1. Failure to comply with Your Time Need - Cash flow, capital appreciation, tax benefits, loss of management, equity paydown and pride of ownership to determineare just some of the things for which, before that will be directed to investments. A service minded real estate professional can make a huge profit by the time to determine your needs and make sure you have all bases covered.

2. Check the seller or sellers not represented by Numbers - Claims of extremely high returns lead rampant investment in real estate. Do not get caught in the excitement - check everything: rents,Payment history, taxes, expenses, deposits, future modifications ... everything. Make sure you have the right agent ... It is like a good insurance against overlooking all the seemingly insignificant but very important details.

3. Forget about buying a Business - Owning investment property brings with it great potential for wealth creation and ... some potentially difficult decisions. Evictions, re-investment in the property and time management all need carefulConsideration. Remember, this is not a "hands-off business.

4. Avoid negative cash flow - Property that eats cash every month, you can drain your working capital. This can create stress, frustration, and very painful. Predicting constant appreciation is extremely difficult if not impossible for the unseasoned investor. A strain on your cash flow can be the investment before the benefits of selling the property, have ever realized.

5. This failure, a thorough review of --Look under every rock! Hire a professional inspector. Ask the tenants about pest problems, structural damage or recurring problems. Do not overlook anything! A value driven real estate professional will help you finding the right inspector and can help you avoid costly mistakes. When investing your hard-earned money be sure and use sound business case?

6. Otherwise, adequate insurance - Investment property brings liability. Tenants, cars, parking, cleaningFacilities, is the property liability - the list is rather extensive. Adequate insurance is an absolute must! Be sure to consult with an insurance company to protect with a professional and your hard-earned assets.

7. You need to check, approve and confirm all documents - the list of documents that fur can be overwhelming for the first time investor. Building permits, zoning laws, rental and lease applications, health licenses, laundry leases, underlying loan documents, CC & R's by-laws, TitlePolicies, mineral leases, inspection reports, purchase contracts, insurance .. Do not try to do it alone. The right professional can remove most of the stress and bring the transaction to a conclusion smoothly.

8. Get a Bill of Sale For All Property stakeholders - Many types of personal property (equipment, furniture, lamps, etc.) may be involved in an investment sale. Be very detailed-know who owns what!

9. Charge fair rents - Vacancies, turnovers and lease terminators areYour biggest expense. Charge fair rents, treat your tenants with respect and respond as quickly as possible to their needs. It is much less costly in the long run to take care of the little problems before they become big problems. Open property is your Achilles heel.

10. Select qualified, good tenants from the Start - Take the time to check references. Previous landlords, employers, financial references, credit and judgments are of critical importance. If there are any questions not onedepth investigation. Go through their former apartment. A little work can be later faced with enormous problems.
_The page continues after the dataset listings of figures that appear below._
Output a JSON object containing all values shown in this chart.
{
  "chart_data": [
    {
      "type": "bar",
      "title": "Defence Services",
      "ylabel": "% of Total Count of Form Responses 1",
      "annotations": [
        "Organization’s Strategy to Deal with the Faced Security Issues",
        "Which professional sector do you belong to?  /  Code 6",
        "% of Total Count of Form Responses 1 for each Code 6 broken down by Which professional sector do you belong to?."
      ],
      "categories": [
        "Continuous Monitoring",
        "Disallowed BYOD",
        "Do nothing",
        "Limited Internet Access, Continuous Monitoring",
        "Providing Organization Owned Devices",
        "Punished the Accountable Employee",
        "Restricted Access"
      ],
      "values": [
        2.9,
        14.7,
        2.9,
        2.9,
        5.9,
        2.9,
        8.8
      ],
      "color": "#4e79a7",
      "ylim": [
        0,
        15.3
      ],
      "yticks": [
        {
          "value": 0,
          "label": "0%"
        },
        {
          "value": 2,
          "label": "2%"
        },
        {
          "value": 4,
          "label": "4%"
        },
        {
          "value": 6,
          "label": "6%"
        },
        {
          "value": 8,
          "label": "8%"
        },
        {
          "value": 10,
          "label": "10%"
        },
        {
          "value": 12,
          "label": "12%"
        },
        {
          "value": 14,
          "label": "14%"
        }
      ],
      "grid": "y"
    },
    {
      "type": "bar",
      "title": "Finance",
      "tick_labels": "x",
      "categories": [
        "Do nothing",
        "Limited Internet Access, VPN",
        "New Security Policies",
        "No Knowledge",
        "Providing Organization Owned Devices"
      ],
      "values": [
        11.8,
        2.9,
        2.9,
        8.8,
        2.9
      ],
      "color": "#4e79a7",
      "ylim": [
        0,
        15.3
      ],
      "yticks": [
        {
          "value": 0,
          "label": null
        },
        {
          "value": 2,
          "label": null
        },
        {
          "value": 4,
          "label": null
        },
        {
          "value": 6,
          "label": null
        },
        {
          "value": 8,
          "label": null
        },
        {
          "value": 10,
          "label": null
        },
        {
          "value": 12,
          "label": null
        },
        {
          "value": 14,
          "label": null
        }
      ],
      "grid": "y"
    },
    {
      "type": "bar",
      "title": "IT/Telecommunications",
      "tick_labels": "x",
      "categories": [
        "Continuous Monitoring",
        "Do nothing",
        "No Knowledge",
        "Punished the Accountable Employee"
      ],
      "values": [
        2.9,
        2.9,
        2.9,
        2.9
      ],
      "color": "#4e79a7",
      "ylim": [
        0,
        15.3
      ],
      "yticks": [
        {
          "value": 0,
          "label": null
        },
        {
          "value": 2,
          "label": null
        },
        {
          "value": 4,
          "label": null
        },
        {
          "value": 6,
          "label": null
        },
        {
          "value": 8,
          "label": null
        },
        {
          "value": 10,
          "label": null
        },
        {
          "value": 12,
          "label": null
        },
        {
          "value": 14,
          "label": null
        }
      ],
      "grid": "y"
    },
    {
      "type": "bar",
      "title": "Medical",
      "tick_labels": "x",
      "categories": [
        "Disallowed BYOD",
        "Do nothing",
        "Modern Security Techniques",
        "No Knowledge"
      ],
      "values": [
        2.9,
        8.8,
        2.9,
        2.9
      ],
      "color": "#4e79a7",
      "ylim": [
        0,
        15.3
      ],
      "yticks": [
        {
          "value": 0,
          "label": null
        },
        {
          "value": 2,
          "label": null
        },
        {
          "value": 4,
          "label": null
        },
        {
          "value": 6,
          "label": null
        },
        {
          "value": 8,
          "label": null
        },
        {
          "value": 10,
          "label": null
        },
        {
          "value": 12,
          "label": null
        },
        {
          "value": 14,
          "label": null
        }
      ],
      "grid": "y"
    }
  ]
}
11. Make sure that you Estoppel Letters - Get letters from tenants confirming the status of the lease. Make sure their version of the rental or lease agreement corresponds to the interpretation of sellers.

12. Do not spend positive cash flow - the most successful investors have free and clear properties. Be sure to invest back to your cash flow back into the property paymentand accelerate the repayment plan. This decreases your debt load and increases your shares, which builds your net worth.
As an investment property is one of the most rewarding aspects of your financial portfolio. Make sure you invest all your ducks in a row before. Do your homework! Consult with a professional real estate agent and protect yourself from hidden problems that can plague first time investors.